Examples: A glaring example of this practice is presented by the report of the Manhattan Electrical Supply Company for 1926. This showed earnings of $882,000, or $10.25 per share, which was regarded as a very favorable exhibit. But a subsequent application to list additional shares on the New York Stock Exchange revealed that out of this $882,000 reported as earned, no less than $586,700 had been realized through the sale of the company’s battery business. Hence the earnings from ordinary operations were only $295,300, or about $3.40 per share. The inclusion of this special profit in income was particularly objectionable because in the very same year the company had charged to surplus extraordinary losses amounting to $544,000. Obviously the special losses belonged to the same category as the special profits, and the two items should have been grouped together. The effect of including the one in income and charging the other to surplus was misleading in the highest degree. Still more discreditable was the failure to make any clear reference to the profit from the battery sale either in the income account itself or in the extended remarks that accompanied it in the annual report.

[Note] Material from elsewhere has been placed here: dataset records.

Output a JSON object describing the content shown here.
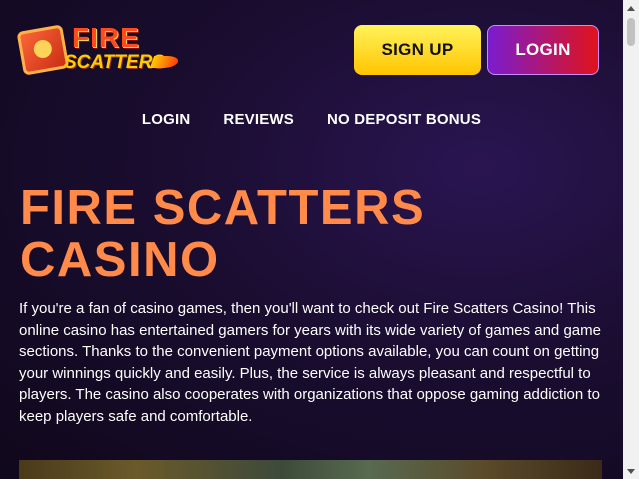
{
  "logo": {
    "line1": "FIRE",
    "line2": "SCATTERS"
  },
  "header": {
    "signup_label": "SIGN UP",
    "login_label": "LOGIN"
  },
  "nav": {
    "items": [
      "LOGIN",
      "REVIEWS",
      "NO DEPOSIT BONUS"
    ]
  },
  "main": {
    "title": "FIRE SCATTERS CASINO",
    "intro": "If you're a fan of casino games, then you'll want to check out Fire Scatters Casino! This online casino has entertained gamers for years with its wide variety of games and game sections. Thanks to the convenient payment options available, you can count on getting your winnings quickly and easily. Plus, the service is always pleasant and respectful to players. The casino also cooperates with organizations that oppose gaming addiction to keep players safe and comfortable."
  },
  "colors": {
    "title": "#ff8a4a",
    "signup_bg": "#ffd400",
    "login_bg_start": "#7a1ccf",
    "login_bg_end": "#e0131b"
  }
}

During 1931 the United States Steel Corporation reported “special income” of some $19,300,000, the greater part of which was due to “profit on sale of fixed property”—understood to be certain public-utility holdings in Gary, Indiana. This item was included in the year’s earnings and resulted in a final “net income” of $13,000,000. But since this credit was definitely of a nonrecurring nature, the analyst would be compelled to eliminate it from his consideration of the 1931 operating results, which would accordingly register a loss of $6,300,000 before preferred dividends. United States Steel’s accounting method in 1931 is at variance with its previous policy, as shown by its treatment of the large sums received in the form of income-tax refunds in the three preceding years. These receipts were not reported as current income but were credited directly to surplus.